If you regularly drink more than 14 units of alcohol a week, try these simple tips to help you cut down:

  • Make a plan
  • Before you start drinking, set a limit on how much you’re going to drink
  • Set a budget
  • Only take a fixed amount of money to spend on alcohol
  • Let them know
  • Get support from family and friends and let them know you’re trying to cut down your alcohol intake
  • Take it a day at a time
  • Cut back a little each day. That way, every day you do is a success
  • You can still enjoy a drink but go for smaller sizes. Try bottled beer instead of pints, or a small glass of wine instead of a large one
  • Cut down the alcohol by swapping strong beers or wines for ones with a lower strength (ABV in %). You’ll find this information on the bottle
  • Stay hydrated. Have a glass of water before you have alcohol and alternate alcoholic drinks with water or other non-alcoholic drinks
  • Have several drink-free days each week.

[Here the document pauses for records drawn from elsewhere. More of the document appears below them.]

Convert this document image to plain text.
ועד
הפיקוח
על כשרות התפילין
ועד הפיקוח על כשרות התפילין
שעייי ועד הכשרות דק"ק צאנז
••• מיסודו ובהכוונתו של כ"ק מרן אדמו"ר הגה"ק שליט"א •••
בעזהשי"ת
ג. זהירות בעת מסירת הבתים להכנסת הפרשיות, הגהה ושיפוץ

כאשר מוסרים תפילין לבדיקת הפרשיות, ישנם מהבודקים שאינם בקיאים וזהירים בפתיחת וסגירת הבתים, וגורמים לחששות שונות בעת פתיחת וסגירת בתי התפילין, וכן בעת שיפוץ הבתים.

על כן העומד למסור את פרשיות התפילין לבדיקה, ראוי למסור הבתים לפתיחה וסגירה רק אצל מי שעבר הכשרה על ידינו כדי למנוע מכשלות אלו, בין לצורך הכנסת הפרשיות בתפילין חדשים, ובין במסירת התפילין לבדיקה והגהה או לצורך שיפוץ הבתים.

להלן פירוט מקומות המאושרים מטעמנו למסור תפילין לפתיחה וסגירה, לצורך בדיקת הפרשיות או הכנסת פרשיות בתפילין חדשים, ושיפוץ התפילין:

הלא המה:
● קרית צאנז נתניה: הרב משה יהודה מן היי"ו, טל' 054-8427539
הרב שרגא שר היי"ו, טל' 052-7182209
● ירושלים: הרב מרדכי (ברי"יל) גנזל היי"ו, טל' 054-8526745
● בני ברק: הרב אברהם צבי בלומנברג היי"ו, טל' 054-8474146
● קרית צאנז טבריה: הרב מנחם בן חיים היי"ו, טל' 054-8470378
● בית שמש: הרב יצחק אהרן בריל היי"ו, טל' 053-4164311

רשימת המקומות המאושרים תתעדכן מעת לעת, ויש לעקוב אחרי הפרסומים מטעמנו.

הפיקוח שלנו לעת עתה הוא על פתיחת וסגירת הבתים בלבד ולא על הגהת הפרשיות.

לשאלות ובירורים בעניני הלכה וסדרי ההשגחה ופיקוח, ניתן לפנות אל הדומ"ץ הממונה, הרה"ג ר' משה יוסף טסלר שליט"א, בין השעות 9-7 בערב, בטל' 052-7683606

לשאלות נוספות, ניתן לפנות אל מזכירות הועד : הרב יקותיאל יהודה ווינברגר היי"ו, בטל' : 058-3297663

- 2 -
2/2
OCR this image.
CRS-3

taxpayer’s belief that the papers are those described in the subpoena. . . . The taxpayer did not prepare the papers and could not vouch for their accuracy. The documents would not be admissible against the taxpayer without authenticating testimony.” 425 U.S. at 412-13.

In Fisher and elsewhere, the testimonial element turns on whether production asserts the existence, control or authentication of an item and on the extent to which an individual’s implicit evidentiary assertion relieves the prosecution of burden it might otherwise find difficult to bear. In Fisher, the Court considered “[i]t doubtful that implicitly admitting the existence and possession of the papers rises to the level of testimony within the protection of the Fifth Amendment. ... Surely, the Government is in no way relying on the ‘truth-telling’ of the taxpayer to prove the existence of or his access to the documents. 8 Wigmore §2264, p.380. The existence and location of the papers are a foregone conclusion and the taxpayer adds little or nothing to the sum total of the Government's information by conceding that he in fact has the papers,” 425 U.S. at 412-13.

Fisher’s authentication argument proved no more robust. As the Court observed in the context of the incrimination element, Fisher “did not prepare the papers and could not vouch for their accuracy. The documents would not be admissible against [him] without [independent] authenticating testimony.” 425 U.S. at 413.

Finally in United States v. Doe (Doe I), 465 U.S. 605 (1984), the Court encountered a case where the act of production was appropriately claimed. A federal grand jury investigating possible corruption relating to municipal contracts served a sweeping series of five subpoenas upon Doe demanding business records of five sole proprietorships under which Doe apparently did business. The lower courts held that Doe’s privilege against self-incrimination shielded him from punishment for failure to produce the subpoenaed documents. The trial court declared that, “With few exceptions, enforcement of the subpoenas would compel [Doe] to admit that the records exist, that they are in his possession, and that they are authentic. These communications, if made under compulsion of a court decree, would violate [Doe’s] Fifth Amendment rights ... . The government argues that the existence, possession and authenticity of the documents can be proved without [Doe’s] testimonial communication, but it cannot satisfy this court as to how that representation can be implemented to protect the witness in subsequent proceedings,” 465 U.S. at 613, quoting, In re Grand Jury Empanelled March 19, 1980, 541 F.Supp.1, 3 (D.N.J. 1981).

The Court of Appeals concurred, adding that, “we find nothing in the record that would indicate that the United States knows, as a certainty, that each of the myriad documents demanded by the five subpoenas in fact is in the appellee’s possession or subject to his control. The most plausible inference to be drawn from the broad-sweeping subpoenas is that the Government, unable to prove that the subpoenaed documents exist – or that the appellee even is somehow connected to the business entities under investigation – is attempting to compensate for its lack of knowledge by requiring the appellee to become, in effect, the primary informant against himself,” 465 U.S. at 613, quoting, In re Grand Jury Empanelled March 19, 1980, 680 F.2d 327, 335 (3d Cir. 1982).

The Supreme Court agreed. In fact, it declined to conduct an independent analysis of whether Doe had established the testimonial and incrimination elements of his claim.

Benefits of cutting down on alcohol:

  • Feeling better in the mornings
  • Being less tired during the day
  • Better-looking skin
  • Feeling more energetic
  • Better weight management

Long-term benefits of cutting down on alcohol:

Mood

There’s a strong link between heavy drinking and depression, and hangovers often make you feel anxious and low. If you already feel anxious or sad, drinking can make this worse, so cutting down may put you in a better mood generally.

Sleep

Drinking can affect your sleep. Although it can help some people fall asleep quickly, it can disrupt your sleep patterns and stop you from sleeping deeply. So cutting down on alcohol should help you feel more rested when you wake.

Behaviour

Drinking can affect your judgement and behaviour. You may behave irrationally or aggressively when you are drunk. Memory loss can be a problem during drinking and in the long term for regular heavy drinkers.

Heart

Long-term heavy drinking can lead to your heart becoming enlarged. This is a serious condition that can’t be completely reversed but stopping drinking can stop it from getting worse.

Immune system

Regular drinking can affect your body’s ability to fight infections. Heavy drinkers tend to catch more infectious diseases.